Avilés Farré demurred that the question of the Black Hand's existence was less important than what became as a result: the documents were likely real, but there was ultimately no activity ascribed to the group or evidence that the group either successfully formed or committed any crimes. If the group existed, it left no trace and even those convicted of crimes associated with the Black Hand had not heard of the organization. The found documents were presented by the police as evidence of a broad conspiracy that would explain the wave of violence that had been occurring across western Andalusia. Its pugnacious name inferred a diffuse, mysterious fear, and had journalist appeal. While Avilés Farré interpreted the documents to be written by someone attempting to found a clandestine group for purposes of class warfare (i.e., not forged), likely by hidden associates of FTRE's San José del Valle local, the historian said that there was no evidence that the group came into fruition or carried out its proposed threats. Whether the Black Hand affair was a false flag fabrication or, more simply, an unfounded government attempt to quell the agricultural revolts was the subject of Republican politician and writer Vicente Blasco Ibáñez's 1905 sociological novel, La bodega.
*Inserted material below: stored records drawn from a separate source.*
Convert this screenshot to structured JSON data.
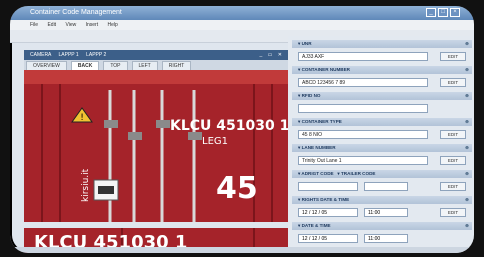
{
  "window": {
    "title": "Container Code Management"
  },
  "menu": [
    "File",
    "Edit",
    "View",
    "Insert",
    "Help"
  ],
  "camera_tabs": {
    "tab1": "CAMERA",
    "tab2": "LAPPP 1",
    "tab3": "LAPPP 2",
    "controls": "_ ▭ ✕"
  },
  "view_tabs": [
    "OVERVIEW",
    "BACK",
    "TOP",
    "LEFT",
    "RIGHT"
  ],
  "photo_text": {
    "code_top": "KLCU  451030 1",
    "sub_code": "LEG1",
    "big_number": "45",
    "side_text": "kirsiu.it",
    "code_bottom": "KLCU  451030 1"
  },
  "fields": {
    "f1": {
      "label": "UNR",
      "value": "AJ33 AXF",
      "button": "EDIT"
    },
    "f2": {
      "label": "CONTAINER NUMBER",
      "value": "ABCD 123456 7 89",
      "button": "EDIT"
    },
    "f3": {
      "label": "RFID NO",
      "value": ""
    },
    "f4": {
      "label": "CONTAINER TYPE",
      "value": "45 8 NIO",
      "button": "EDIT"
    },
    "f5": {
      "label": "LANE NUMBER",
      "value": "Trinity Out Lane 1",
      "button": "EDIT"
    },
    "f6": {
      "label": "ADRIGT CODE",
      "label2": "TRAILER CODE",
      "value1": "",
      "value2": "",
      "button": "EDIT"
    },
    "f7": {
      "label": "RIGHTS DATE & TIME",
      "value1": "12 / 12 / 05",
      "value2": "11:00",
      "button": "EDIT"
    },
    "f8": {
      "label": "DATE & TIME",
      "value1": "12 / 12 / 05",
      "value2": "11:00"
    }
  },
  "icons": {
    "expand": "plus-icon",
    "collapse": "triangle-icon"
  },
  "colors": {
    "container_red": "#b1262a",
    "accent_blue": "#3c5f89"
  }
}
Historian and journalist Juan Madrid wrote that the governmental interest in associating anarchists with any crime capable of tarnishing their image has been a constant throughout the history of Spain and the world.

==Legacy==
The Mano Negra affair was the inspiration for a fictional South American guerrilla group in the comic series Condor written by the French writer Dominique Rousseau. Reading this comic, French-Spanish singer Manu Chao was inspired to choose "Mano Negra" as the name of his band—a decision approved by his father, Ramón, a journalist living in exile in France after fleeing the Francoist dictatorship, who told him about the historical origins of the name.